Previous studies have shown the importance of 3D effects when calculating the performance characteristics of a scaled down turbine rotor [1-4]. In this paper the results of 3D RANS (Reynolds-Averaged Navier-Stokes) computations by Make and Vaz [1] are taken to calculate 2D lift and drag coefficients. These coefficients are assigned to FAST (Blade Element Momentum Theory (BEMT) tool from NREL) as input parameters. Then, the rotor characteristics (power and thrust coefficients) are calculated using BEMT. This coupling of RANS and BEMT was previously applied by other parties and is termed here the RANS-BEMT coupled approach.
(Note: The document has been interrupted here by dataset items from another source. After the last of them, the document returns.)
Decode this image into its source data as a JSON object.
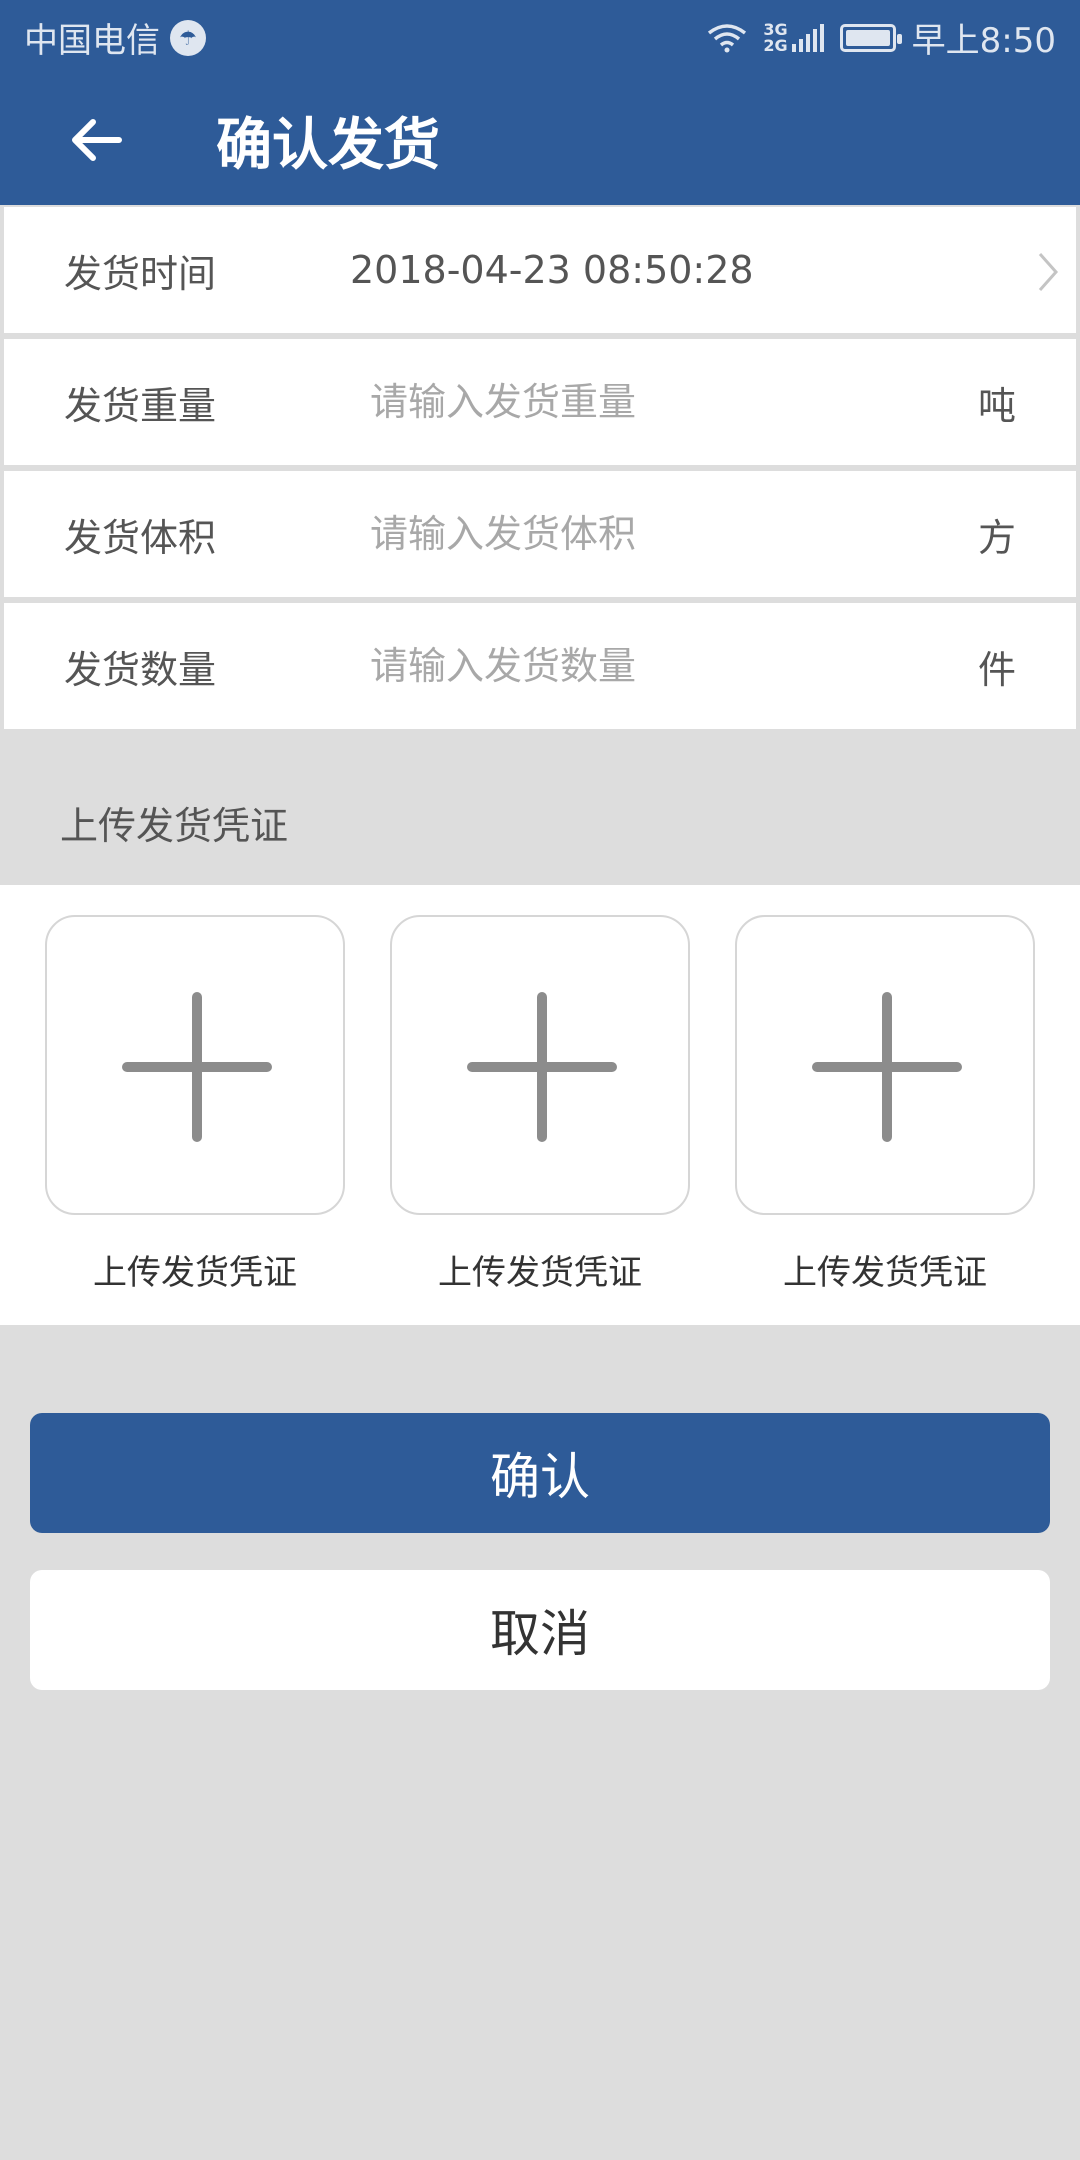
{
  "status_bar": {
    "carrier": "中国电信",
    "carrier_icon": "hd-badge",
    "network": [
      "3G",
      "2G"
    ],
    "time": "早上8:50"
  },
  "header": {
    "back_icon": "arrow-left-icon",
    "title": "确认发货"
  },
  "form": {
    "ship_time": {
      "label": "发货时间",
      "value": "2018-04-23 08:50:28"
    },
    "weight": {
      "label": "发货重量",
      "placeholder": "请输入发货重量",
      "unit": "吨"
    },
    "volume": {
      "label": "发货体积",
      "placeholder": "请输入发货体积",
      "unit": "方"
    },
    "quantity": {
      "label": "发货数量",
      "placeholder": "请输入发货数量",
      "unit": "件"
    }
  },
  "upload": {
    "section_label": "上传发货凭证",
    "tiles": [
      {
        "caption": "上传发货凭证"
      },
      {
        "caption": "上传发货凭证"
      },
      {
        "caption": "上传发货凭证"
      }
    ]
  },
  "actions": {
    "confirm_label": "确认",
    "cancel_label": "取消"
  },
  "colors": {
    "brand": "#2e5b98",
    "background": "#dddddd",
    "placeholder": "#a8a8a8"
  }
}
Here the approach is compared to measurements carried out in a wave basin at MARIN applying Froude scaled wind, and the direct 3D RANS computation. The data of both a model and full scale wind turbine are used for the validation and verification. The flow around a turbine blade at full scale has a more 2D character than the flow properties around a turbine blade at model scale (Make and Vaz [1]). Since BEMT assumes 2D flow behaviour, the results of the RANS-BEMT coupled approach agree better with the results of the CFD (Computational Fluid Dynamics) simulation at full- than at model-scale.